The highway on-ramp was completely blocked. Avakian hit the flashing lights and went up in the breakdown lane. There was an old Russian UAZ jeep with military police markings sitting there at the end, just waiting for someone to try it. Avakian goosed the siren. A helmeted figure with a flashlight hopped out of the jeep and blinded him by shining the beam at the windshield.

Avakian reached back over the seat and drew the rifle out of the duffel bag, laying it across his lap.
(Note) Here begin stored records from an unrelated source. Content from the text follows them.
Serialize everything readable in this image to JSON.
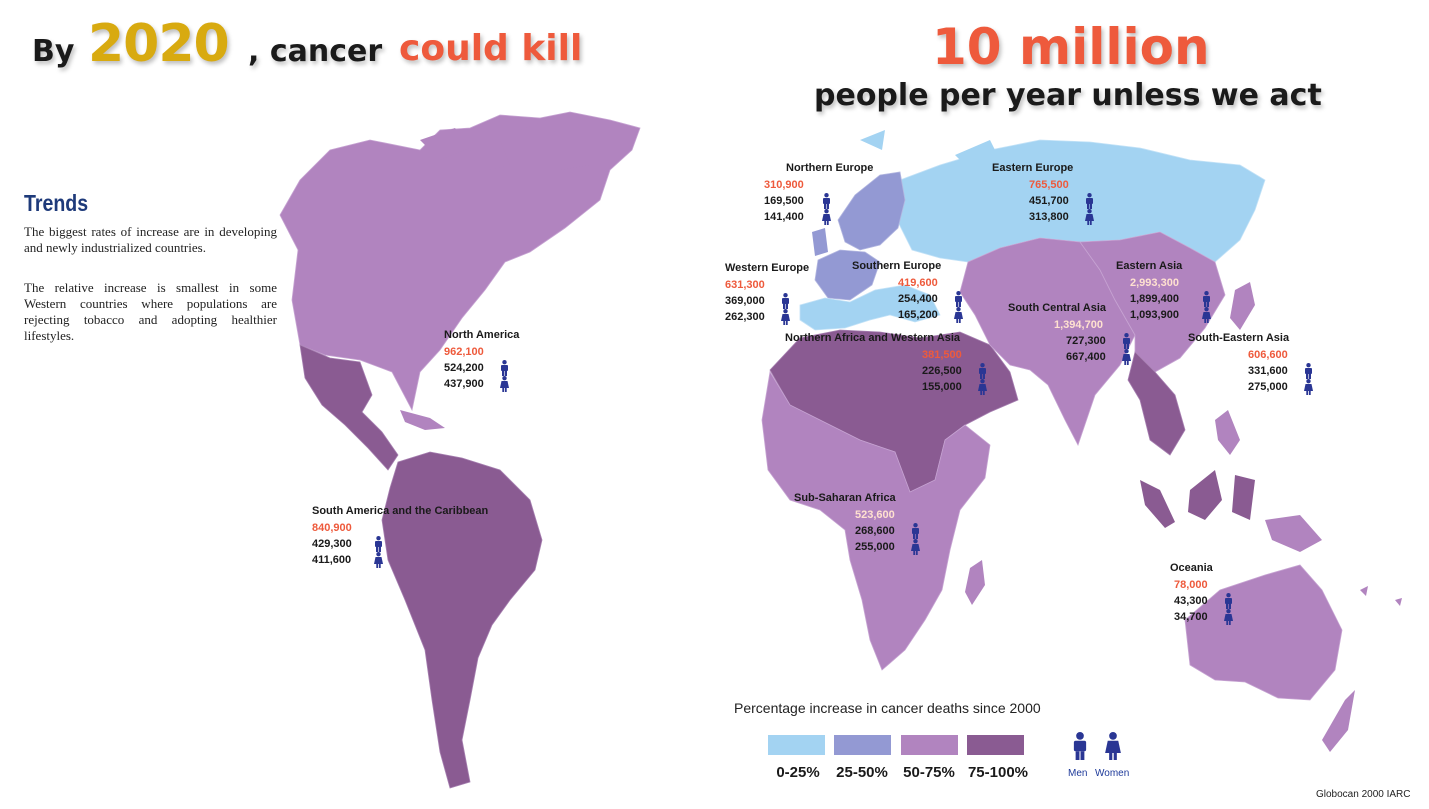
{
  "headline": {
    "part1": "By",
    "year": "2020",
    "part2": ", cancer",
    "part3": "could kill",
    "number": "10 million",
    "subline": "people per year unless we act"
  },
  "trends": {
    "title": "Trends",
    "paragraph1": "The biggest rates of increase are in developing and newly industrialized countries.",
    "paragraph2": "The relative increase is smallest in some Western countries where populations are rejecting tobacco and adopting healthier lifestyles."
  },
  "regions": [
    {
      "name": "North America",
      "total": "962,100",
      "men": "524,200",
      "women": "437,900"
    },
    {
      "name": "South America and the Caribbean",
      "total": "840,900",
      "men": "429,300",
      "women": "411,600"
    },
    {
      "name": "Northern Europe",
      "total": "310,900",
      "men": "169,500",
      "women": "141,400"
    },
    {
      "name": "Eastern Europe",
      "total": "765,500",
      "men": "451,700",
      "women": "313,800"
    },
    {
      "name": "Western Europe",
      "total": "631,300",
      "men": "369,000",
      "women": "262,300"
    },
    {
      "name": "Southern Europe",
      "total": "419,600",
      "men": "254,400",
      "women": "165,200"
    },
    {
      "name": "Eastern Asia",
      "total": "2,993,300",
      "men": "1,899,400",
      "women": "1,093,900"
    },
    {
      "name": "South Central Asia",
      "total": "1,394,700",
      "men": "727,300",
      "women": "667,400"
    },
    {
      "name": "Northern Africa and Western Asia",
      "total": "381,500",
      "men": "226,500",
      "women": "155,000"
    },
    {
      "name": "South-Eastern Asia",
      "total": "606,600",
      "men": "331,600",
      "women": "275,000"
    },
    {
      "name": "Sub-Saharan Africa",
      "total": "523,600",
      "men": "268,600",
      "women": "255,000"
    },
    {
      "name": "Oceania",
      "total": "78,000",
      "men": "43,300",
      "women": "34,700"
    }
  ],
  "legend": {
    "title": "Percentage increase in cancer deaths since 2000",
    "bins": [
      {
        "label": "0-25%",
        "color": "#a3d3f2"
      },
      {
        "label": "25-50%",
        "color": "#9399d3"
      },
      {
        "label": "50-75%",
        "color": "#b184bf"
      },
      {
        "label": "75-100%",
        "color": "#8a5b92"
      }
    ],
    "men_label": "Men",
    "women_label": "Women",
    "figure_color": "#2a3694"
  },
  "source": "Globocan 2000 IARC"
}
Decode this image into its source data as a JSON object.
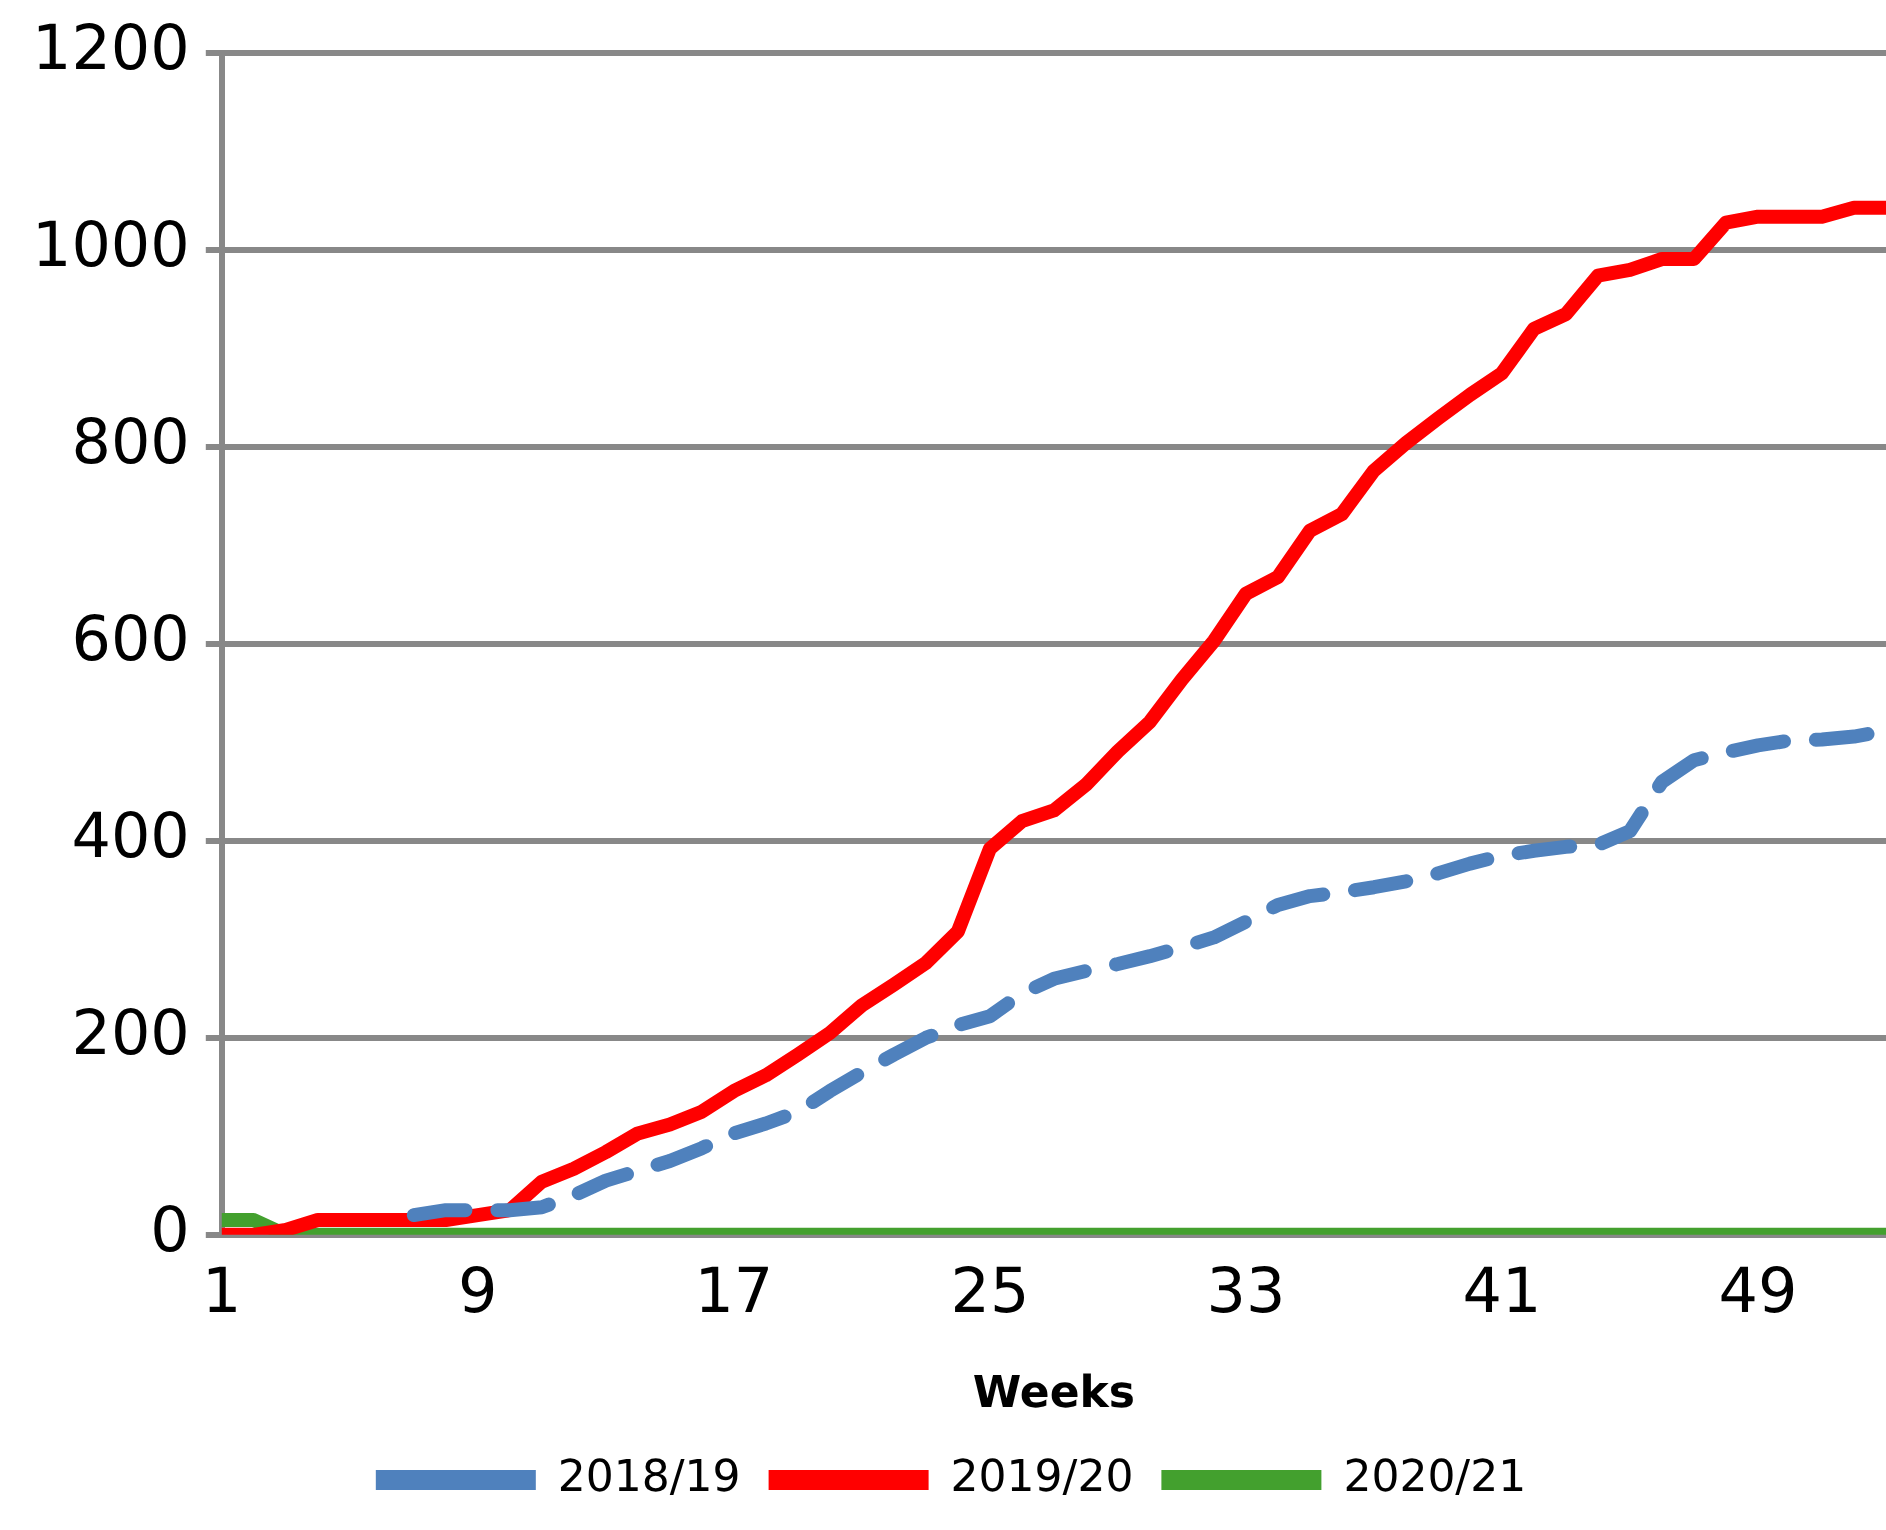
{
  "chart_data": {
    "type": "line",
    "xlabel": "Weeks",
    "x": [
      1,
      2,
      3,
      4,
      5,
      6,
      7,
      8,
      9,
      10,
      11,
      12,
      13,
      14,
      15,
      16,
      17,
      18,
      19,
      20,
      21,
      22,
      23,
      24,
      25,
      26,
      27,
      28,
      29,
      30,
      31,
      32,
      33,
      34,
      35,
      36,
      37,
      38,
      39,
      40,
      41,
      42,
      43,
      44,
      45,
      46,
      47,
      48,
      49,
      50,
      51,
      52,
      53
    ],
    "xlim": [
      1,
      53
    ],
    "xticks": [
      1,
      9,
      17,
      25,
      33,
      41,
      49
    ],
    "ylim": [
      0,
      1200
    ],
    "yticks": [
      0,
      200,
      400,
      600,
      800,
      1000,
      1200
    ],
    "grid": "y",
    "legend": "bottom",
    "marker": "none",
    "series": [
      {
        "name": "2018/19",
        "color": "#4f81bd",
        "line_style": "dashed",
        "values": [
          null,
          null,
          null,
          null,
          null,
          null,
          20,
          25,
          25,
          25,
          28,
          40,
          55,
          65,
          75,
          88,
          103,
          113,
          125,
          146,
          165,
          183,
          200,
          213,
          222,
          245,
          260,
          268,
          275,
          283,
          292,
          302,
          318,
          335,
          344,
          348,
          353,
          359,
          367,
          377,
          385,
          390,
          394,
          396,
          410,
          460,
          482,
          490,
          497,
          502,
          503,
          506,
          512
        ]
      },
      {
        "name": "2019/20",
        "color": "#ff0000",
        "line_style": "solid",
        "values": [
          0,
          0,
          5,
          15,
          15,
          15,
          15,
          15,
          20,
          25,
          54,
          67,
          84,
          103,
          112,
          125,
          146,
          162,
          183,
          205,
          233,
          254,
          276,
          308,
          392,
          420,
          431,
          457,
          491,
          521,
          564,
          603,
          651,
          668,
          715,
          732,
          776,
          804,
          829,
          853,
          875,
          920,
          935,
          974,
          980,
          991,
          991,
          1028,
          1034,
          1034,
          1034,
          1043,
          1043
        ]
      },
      {
        "name": "2020/21",
        "color": "#43a02e",
        "line_style": "solid",
        "values": [
          15,
          15,
          0,
          0,
          0,
          0,
          0,
          0,
          0,
          0,
          0,
          0,
          0,
          0,
          0,
          0,
          0,
          0,
          0,
          0,
          0,
          0,
          0,
          0,
          0,
          0,
          0,
          0,
          0,
          0,
          0,
          0,
          0,
          0,
          0,
          0,
          0,
          0,
          0,
          0,
          0,
          0,
          0,
          0,
          0,
          0,
          0,
          0,
          0,
          0,
          0,
          0,
          0
        ]
      }
    ]
  }
}
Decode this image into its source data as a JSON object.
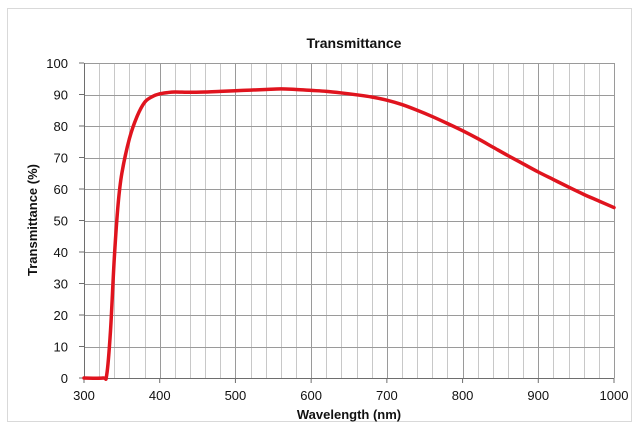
{
  "chart_data": {
    "type": "line",
    "title": "Transmittance",
    "xlabel": "Wavelength (nm)",
    "ylabel": "Transmittance (%)",
    "xlim": [
      300,
      1000
    ],
    "ylim": [
      0,
      100
    ],
    "x_major_ticks": [
      300,
      400,
      500,
      600,
      700,
      800,
      900,
      1000
    ],
    "x_minor_step": 20,
    "y_ticks": [
      0,
      10,
      20,
      30,
      40,
      50,
      60,
      70,
      80,
      90,
      100
    ],
    "grid": true,
    "legend": "none",
    "series": [
      {
        "color": "#e0141e",
        "x": [
          300,
          325,
          330,
          335,
          340,
          345,
          350,
          360,
          370,
          380,
          390,
          400,
          410,
          420,
          440,
          460,
          480,
          500,
          520,
          540,
          560,
          580,
          600,
          620,
          640,
          660,
          680,
          700,
          720,
          740,
          760,
          780,
          800,
          820,
          840,
          860,
          880,
          900,
          920,
          940,
          960,
          980,
          1000
        ],
        "y": [
          0,
          0,
          1,
          15,
          38,
          55,
          65,
          76,
          83,
          87.5,
          89.3,
          90.2,
          90.6,
          90.8,
          90.7,
          90.8,
          91,
          91.2,
          91.4,
          91.6,
          91.8,
          91.6,
          91.3,
          91,
          90.5,
          89.9,
          89.2,
          88.2,
          86.8,
          85,
          83,
          80.8,
          78.5,
          76,
          73.3,
          70.6,
          68,
          65.4,
          63,
          60.6,
          58.3,
          56.2,
          54.1
        ]
      }
    ]
  }
}
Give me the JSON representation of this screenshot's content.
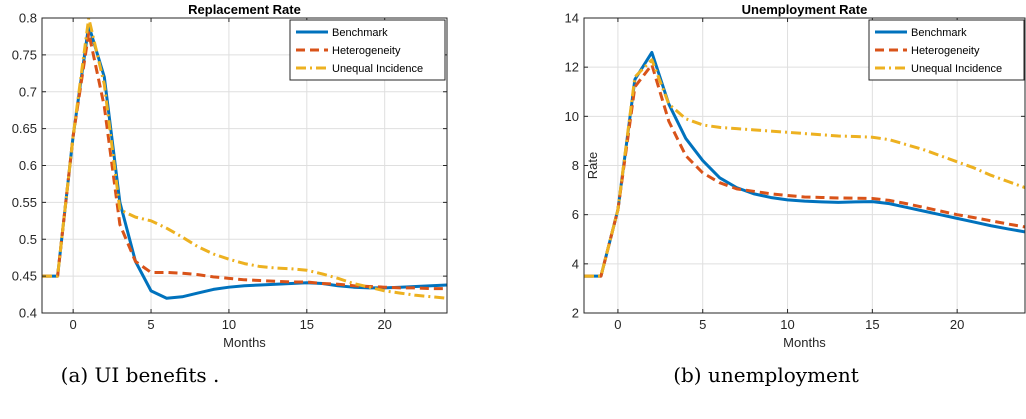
{
  "chart_data": [
    {
      "type": "line",
      "title": "Replacement Rate",
      "xlabel": "Months",
      "ylabel": "",
      "xlim": [
        -2,
        24
      ],
      "ylim": [
        0.4,
        0.8
      ],
      "xticks": [
        0,
        5,
        10,
        15,
        20
      ],
      "xtick_labels": [
        "0",
        "5",
        "10",
        "15",
        "20"
      ],
      "yticks": [
        0.4,
        0.45,
        0.5,
        0.55,
        0.6,
        0.65,
        0.7,
        0.75,
        0.8
      ],
      "ytick_labels": [
        "0.4",
        "0.45",
        "0.5",
        "0.55",
        "0.6",
        "0.65",
        "0.7",
        "0.75",
        "0.8"
      ],
      "grid": true,
      "legend_position": "top-right",
      "caption": "(a) UI benefits .",
      "series": [
        {
          "name": "Benchmark",
          "color": "#0072BD",
          "style": "solid",
          "x": [
            -2,
            -1,
            0,
            1,
            2,
            3,
            4,
            5,
            6,
            7,
            8,
            9,
            10,
            11,
            12,
            13,
            14,
            15,
            16,
            17,
            18,
            19,
            20,
            21,
            22,
            23,
            24
          ],
          "y": [
            0.45,
            0.45,
            0.64,
            0.79,
            0.72,
            0.55,
            0.47,
            0.43,
            0.42,
            0.422,
            0.427,
            0.432,
            0.435,
            0.437,
            0.438,
            0.439,
            0.44,
            0.441,
            0.44,
            0.437,
            0.435,
            0.434,
            0.434,
            0.435,
            0.436,
            0.437,
            0.438
          ]
        },
        {
          "name": "Heterogeneity",
          "color": "#D95319",
          "style": "dashed",
          "x": [
            -2,
            -1,
            0,
            1,
            2,
            3,
            4,
            5,
            6,
            7,
            8,
            9,
            10,
            11,
            12,
            13,
            14,
            15,
            16,
            17,
            18,
            19,
            20,
            21,
            22,
            23,
            24
          ],
          "y": [
            0.45,
            0.45,
            0.64,
            0.78,
            0.68,
            0.52,
            0.47,
            0.455,
            0.455,
            0.454,
            0.452,
            0.449,
            0.447,
            0.445,
            0.444,
            0.443,
            0.442,
            0.442,
            0.44,
            0.439,
            0.437,
            0.436,
            0.435,
            0.434,
            0.434,
            0.433,
            0.433
          ]
        },
        {
          "name": "Unequal Incidence",
          "color": "#EDB120",
          "style": "dashdot",
          "x": [
            -2,
            -1,
            0,
            1,
            2,
            3,
            4,
            5,
            6,
            7,
            8,
            9,
            10,
            11,
            12,
            13,
            14,
            15,
            16,
            17,
            18,
            19,
            20,
            21,
            22,
            23,
            24
          ],
          "y": [
            0.45,
            0.45,
            0.64,
            0.8,
            0.71,
            0.54,
            0.53,
            0.525,
            0.515,
            0.503,
            0.49,
            0.48,
            0.473,
            0.467,
            0.463,
            0.461,
            0.46,
            0.458,
            0.453,
            0.447,
            0.44,
            0.435,
            0.43,
            0.427,
            0.424,
            0.422,
            0.42
          ]
        }
      ]
    },
    {
      "type": "line",
      "title": "Unemployment Rate",
      "xlabel": "Months",
      "ylabel": "Rate",
      "xlim": [
        -2,
        24
      ],
      "ylim": [
        2,
        14
      ],
      "xticks": [
        0,
        5,
        10,
        15,
        20
      ],
      "xtick_labels": [
        "0",
        "5",
        "10",
        "15",
        "20"
      ],
      "yticks": [
        2,
        4,
        6,
        8,
        10,
        12,
        14
      ],
      "ytick_labels": [
        "2",
        "4",
        "6",
        "8",
        "10",
        "12",
        "14"
      ],
      "grid": true,
      "legend_position": "top-right",
      "caption": "(b) unemployment",
      "series": [
        {
          "name": "Benchmark",
          "color": "#0072BD",
          "style": "solid",
          "x": [
            -2,
            -1,
            0,
            1,
            2,
            3,
            4,
            5,
            6,
            7,
            8,
            9,
            10,
            11,
            12,
            13,
            14,
            15,
            16,
            17,
            18,
            19,
            20,
            21,
            22,
            23,
            24
          ],
          "y": [
            3.5,
            3.5,
            6.2,
            11.5,
            12.6,
            10.5,
            9.1,
            8.2,
            7.5,
            7.1,
            6.85,
            6.7,
            6.6,
            6.55,
            6.52,
            6.5,
            6.52,
            6.53,
            6.45,
            6.3,
            6.15,
            6.0,
            5.85,
            5.7,
            5.55,
            5.42,
            5.3
          ]
        },
        {
          "name": "Heterogeneity",
          "color": "#D95319",
          "style": "dashed",
          "x": [
            -2,
            -1,
            0,
            1,
            2,
            3,
            4,
            5,
            6,
            7,
            8,
            9,
            10,
            11,
            12,
            13,
            14,
            15,
            16,
            17,
            18,
            19,
            20,
            21,
            22,
            23,
            24
          ],
          "y": [
            3.5,
            3.5,
            6.2,
            11.2,
            12.1,
            9.8,
            8.4,
            7.7,
            7.3,
            7.05,
            6.95,
            6.85,
            6.78,
            6.72,
            6.7,
            6.68,
            6.67,
            6.66,
            6.58,
            6.45,
            6.3,
            6.15,
            6.0,
            5.88,
            5.75,
            5.62,
            5.5
          ]
        },
        {
          "name": "Unequal Incidence",
          "color": "#EDB120",
          "style": "dashdot",
          "x": [
            -2,
            -1,
            0,
            1,
            2,
            3,
            4,
            5,
            6,
            7,
            8,
            9,
            10,
            11,
            12,
            13,
            14,
            15,
            16,
            17,
            18,
            19,
            20,
            21,
            22,
            23,
            24
          ],
          "y": [
            3.5,
            3.5,
            6.2,
            11.6,
            12.3,
            10.5,
            9.9,
            9.65,
            9.55,
            9.5,
            9.45,
            9.4,
            9.35,
            9.3,
            9.25,
            9.2,
            9.18,
            9.15,
            9.05,
            8.85,
            8.65,
            8.4,
            8.15,
            7.9,
            7.6,
            7.35,
            7.1
          ]
        }
      ]
    }
  ]
}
Judy was reevaluating her previous statement about not needing to go to the bathroom.

The flashlight beam dropped down to check out their plate. The soldier shouted something.

Avakian had one hand on the door latch and the other on the rifle.

The jeep pulled out of the way, and the MP beckoned them on with his torch.

Avakian didn’t give anyone a chance to change their mind. The right hand lane was sealed off from the other two with traffic cones and stretched out before them, empty and inviting.

“What do you know,” said Doctor Rose. “How far is it to Mongolia?”

“Little over three hundred miles,” Avakian replied.

“Then out of China by morning.”

“This is probably the wrong time to tempt fortune,” said Avakian.